To put it otherwise, in Twitter-like terms, strictly speaking a novel’s plot can be shorthanded into one sentence fairly easily. The essence doesn’t take much space. What happens beyond it is what comes as a surplus to the framework on which the novel is built. All that meat covering those bones is there to make the transition between the skeleton’s parts possible. Without the connecting tissue, the kernels would remain isolated, visible, ugly.

Navigating with satellites

I’m going to exaggerate here, but truth is we need to take these things (the fits and starts of stories) as what they are, so as not to demand a shining armor from something that’s meant to be rags.
With poetry yes, things are different. From poetry we have the right to expect perfection, because poetry is precisely the quest for faultlessness. In a poem, every line and every word must be taken seriously. The distinction between kernels and satellites is irrelevant in most of the poetic genres (with the unsurprising exception of the so-called narrative poetry, whose very title says it all). A poem is a kernel in itself.
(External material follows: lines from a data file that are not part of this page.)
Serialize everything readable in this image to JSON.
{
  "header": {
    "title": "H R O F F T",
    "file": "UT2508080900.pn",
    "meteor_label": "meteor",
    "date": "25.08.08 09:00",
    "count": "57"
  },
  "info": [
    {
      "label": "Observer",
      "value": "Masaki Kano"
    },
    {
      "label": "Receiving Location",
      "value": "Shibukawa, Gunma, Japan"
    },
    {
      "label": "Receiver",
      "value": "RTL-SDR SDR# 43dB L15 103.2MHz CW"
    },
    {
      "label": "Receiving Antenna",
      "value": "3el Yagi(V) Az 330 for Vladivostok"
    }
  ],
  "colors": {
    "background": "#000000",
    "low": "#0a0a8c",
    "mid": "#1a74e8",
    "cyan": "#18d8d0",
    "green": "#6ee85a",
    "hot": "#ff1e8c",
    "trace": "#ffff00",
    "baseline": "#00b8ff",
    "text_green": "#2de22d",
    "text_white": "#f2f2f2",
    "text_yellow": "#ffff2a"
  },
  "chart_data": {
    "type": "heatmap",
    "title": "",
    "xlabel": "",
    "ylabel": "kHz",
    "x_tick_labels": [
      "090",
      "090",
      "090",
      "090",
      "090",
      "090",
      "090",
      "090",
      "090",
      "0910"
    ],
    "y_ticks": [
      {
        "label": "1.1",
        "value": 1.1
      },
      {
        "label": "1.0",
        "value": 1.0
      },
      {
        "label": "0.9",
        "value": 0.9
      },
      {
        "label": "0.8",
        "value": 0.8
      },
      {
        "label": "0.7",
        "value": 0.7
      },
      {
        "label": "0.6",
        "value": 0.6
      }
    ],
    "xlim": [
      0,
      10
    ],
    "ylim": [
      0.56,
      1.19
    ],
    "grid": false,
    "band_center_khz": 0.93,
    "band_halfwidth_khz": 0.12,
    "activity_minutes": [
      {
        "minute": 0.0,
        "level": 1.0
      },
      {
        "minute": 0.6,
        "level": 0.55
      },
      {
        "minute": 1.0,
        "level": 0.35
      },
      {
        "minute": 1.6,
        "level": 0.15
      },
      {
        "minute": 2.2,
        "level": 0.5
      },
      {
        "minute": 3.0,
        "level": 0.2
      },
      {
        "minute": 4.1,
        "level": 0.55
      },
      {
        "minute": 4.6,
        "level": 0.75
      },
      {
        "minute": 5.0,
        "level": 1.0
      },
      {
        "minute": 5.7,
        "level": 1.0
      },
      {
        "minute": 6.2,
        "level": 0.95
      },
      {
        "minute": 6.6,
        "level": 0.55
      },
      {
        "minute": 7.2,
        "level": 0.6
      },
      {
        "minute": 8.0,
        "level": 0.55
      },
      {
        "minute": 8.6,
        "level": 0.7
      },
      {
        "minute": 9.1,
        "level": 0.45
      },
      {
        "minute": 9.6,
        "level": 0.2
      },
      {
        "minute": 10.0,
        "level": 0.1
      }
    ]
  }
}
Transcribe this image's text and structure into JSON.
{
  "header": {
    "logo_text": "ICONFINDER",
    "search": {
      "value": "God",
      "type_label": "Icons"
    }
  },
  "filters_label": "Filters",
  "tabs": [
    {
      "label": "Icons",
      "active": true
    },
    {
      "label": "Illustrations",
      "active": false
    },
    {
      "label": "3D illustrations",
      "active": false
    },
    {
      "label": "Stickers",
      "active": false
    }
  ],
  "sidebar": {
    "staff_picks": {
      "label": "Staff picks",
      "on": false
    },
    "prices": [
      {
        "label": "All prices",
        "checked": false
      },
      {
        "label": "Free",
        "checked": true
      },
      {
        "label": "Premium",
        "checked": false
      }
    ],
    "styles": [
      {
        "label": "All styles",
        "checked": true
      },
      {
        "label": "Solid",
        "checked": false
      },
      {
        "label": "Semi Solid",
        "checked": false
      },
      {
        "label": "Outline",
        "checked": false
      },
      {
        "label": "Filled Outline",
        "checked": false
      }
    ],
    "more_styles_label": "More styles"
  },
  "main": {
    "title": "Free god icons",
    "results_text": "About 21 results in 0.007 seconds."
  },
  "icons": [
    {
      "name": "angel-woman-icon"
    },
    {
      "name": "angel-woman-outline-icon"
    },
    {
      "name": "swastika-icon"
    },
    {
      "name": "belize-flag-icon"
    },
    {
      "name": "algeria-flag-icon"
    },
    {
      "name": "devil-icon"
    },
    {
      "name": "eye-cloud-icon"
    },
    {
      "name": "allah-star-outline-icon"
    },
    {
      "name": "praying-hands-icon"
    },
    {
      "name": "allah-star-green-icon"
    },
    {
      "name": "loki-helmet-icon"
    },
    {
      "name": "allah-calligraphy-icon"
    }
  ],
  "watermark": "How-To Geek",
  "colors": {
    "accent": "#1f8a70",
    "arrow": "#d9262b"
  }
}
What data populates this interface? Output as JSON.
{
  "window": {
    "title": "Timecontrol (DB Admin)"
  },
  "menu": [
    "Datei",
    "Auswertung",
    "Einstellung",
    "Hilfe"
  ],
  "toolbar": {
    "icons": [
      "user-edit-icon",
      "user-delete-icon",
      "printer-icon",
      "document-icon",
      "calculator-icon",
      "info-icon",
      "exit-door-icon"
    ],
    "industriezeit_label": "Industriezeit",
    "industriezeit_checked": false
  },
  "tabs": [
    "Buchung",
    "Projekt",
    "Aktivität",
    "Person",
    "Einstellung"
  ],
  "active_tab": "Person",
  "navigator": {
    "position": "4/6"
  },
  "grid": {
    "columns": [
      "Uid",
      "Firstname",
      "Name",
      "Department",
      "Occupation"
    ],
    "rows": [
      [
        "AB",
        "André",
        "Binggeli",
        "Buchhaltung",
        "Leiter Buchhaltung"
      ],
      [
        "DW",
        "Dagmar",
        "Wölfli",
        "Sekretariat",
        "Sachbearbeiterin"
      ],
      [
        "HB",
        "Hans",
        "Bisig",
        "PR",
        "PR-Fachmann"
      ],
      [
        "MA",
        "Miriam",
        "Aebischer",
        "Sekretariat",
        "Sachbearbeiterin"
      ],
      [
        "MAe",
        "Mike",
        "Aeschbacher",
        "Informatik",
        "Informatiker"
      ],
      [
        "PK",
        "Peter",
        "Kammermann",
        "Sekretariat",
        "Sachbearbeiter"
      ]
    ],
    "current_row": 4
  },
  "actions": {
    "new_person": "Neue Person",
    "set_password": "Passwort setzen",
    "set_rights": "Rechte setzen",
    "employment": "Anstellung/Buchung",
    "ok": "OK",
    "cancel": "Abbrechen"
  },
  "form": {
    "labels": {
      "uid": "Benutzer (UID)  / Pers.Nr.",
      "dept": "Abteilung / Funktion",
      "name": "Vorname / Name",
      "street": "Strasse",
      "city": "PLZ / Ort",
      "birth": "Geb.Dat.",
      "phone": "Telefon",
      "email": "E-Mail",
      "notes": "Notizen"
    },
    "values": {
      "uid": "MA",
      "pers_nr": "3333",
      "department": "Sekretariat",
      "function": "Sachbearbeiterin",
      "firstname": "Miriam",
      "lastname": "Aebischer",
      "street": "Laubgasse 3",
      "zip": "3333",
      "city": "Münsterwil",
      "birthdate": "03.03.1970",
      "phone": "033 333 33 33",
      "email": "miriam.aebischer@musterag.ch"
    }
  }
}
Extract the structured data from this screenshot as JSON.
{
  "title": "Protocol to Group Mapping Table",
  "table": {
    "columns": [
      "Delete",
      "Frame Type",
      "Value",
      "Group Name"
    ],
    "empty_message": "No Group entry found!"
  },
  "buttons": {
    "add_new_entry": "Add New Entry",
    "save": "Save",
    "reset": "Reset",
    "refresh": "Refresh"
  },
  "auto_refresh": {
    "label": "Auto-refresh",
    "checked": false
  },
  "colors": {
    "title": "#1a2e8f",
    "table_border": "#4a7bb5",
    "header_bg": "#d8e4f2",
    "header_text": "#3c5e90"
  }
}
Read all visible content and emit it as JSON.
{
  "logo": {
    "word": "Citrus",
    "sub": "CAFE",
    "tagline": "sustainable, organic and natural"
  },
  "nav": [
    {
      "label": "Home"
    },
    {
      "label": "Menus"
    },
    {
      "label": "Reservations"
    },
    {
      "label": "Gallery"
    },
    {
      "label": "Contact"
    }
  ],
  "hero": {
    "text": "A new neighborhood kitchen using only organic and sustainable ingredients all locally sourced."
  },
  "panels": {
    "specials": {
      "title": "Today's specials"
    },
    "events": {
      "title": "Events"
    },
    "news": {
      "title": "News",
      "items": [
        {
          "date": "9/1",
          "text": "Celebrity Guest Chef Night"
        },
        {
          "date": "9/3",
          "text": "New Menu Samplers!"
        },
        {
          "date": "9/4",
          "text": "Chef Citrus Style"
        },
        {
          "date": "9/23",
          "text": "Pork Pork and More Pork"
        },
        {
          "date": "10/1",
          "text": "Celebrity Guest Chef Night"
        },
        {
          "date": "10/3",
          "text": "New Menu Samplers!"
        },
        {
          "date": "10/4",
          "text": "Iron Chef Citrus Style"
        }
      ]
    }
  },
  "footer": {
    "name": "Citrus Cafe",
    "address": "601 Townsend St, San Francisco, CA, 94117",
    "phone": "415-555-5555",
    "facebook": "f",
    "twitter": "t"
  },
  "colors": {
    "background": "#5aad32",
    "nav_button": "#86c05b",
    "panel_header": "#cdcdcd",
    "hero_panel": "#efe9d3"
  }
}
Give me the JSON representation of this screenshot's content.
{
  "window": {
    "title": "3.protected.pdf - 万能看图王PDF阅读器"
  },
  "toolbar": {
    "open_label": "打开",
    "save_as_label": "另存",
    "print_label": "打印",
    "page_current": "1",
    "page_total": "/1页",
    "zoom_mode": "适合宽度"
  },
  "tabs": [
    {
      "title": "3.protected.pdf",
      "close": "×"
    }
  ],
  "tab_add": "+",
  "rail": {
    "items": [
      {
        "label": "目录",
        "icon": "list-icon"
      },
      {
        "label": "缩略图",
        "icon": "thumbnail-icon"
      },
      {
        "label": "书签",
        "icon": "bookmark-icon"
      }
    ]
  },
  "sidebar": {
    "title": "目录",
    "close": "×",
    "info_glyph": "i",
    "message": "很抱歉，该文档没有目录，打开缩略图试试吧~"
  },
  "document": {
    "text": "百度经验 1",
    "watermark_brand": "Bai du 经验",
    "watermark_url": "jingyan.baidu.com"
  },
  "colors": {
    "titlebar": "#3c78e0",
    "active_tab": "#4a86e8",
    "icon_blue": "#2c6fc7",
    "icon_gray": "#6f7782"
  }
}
It can be read in isolation, even when the reader is aware of the poet’s oeuvre and where they can make the necessary connections between different poems, between different themes.
But the point of this post was to bring about the issue of the guilty pleasures we experience when we come across imperfections. The danger of exercising this pleasure is easy to identify: if one moans about the parts that aren’t that essential (which, unfortunately, happens very often – or at least in a lot of the cases I’ve seen so far) one risks missing the point. The point, i.e. the kernel. Outside the point one navigates with the satellites; one looks at the secondary; one looks at what could be taken out without affecting the structure.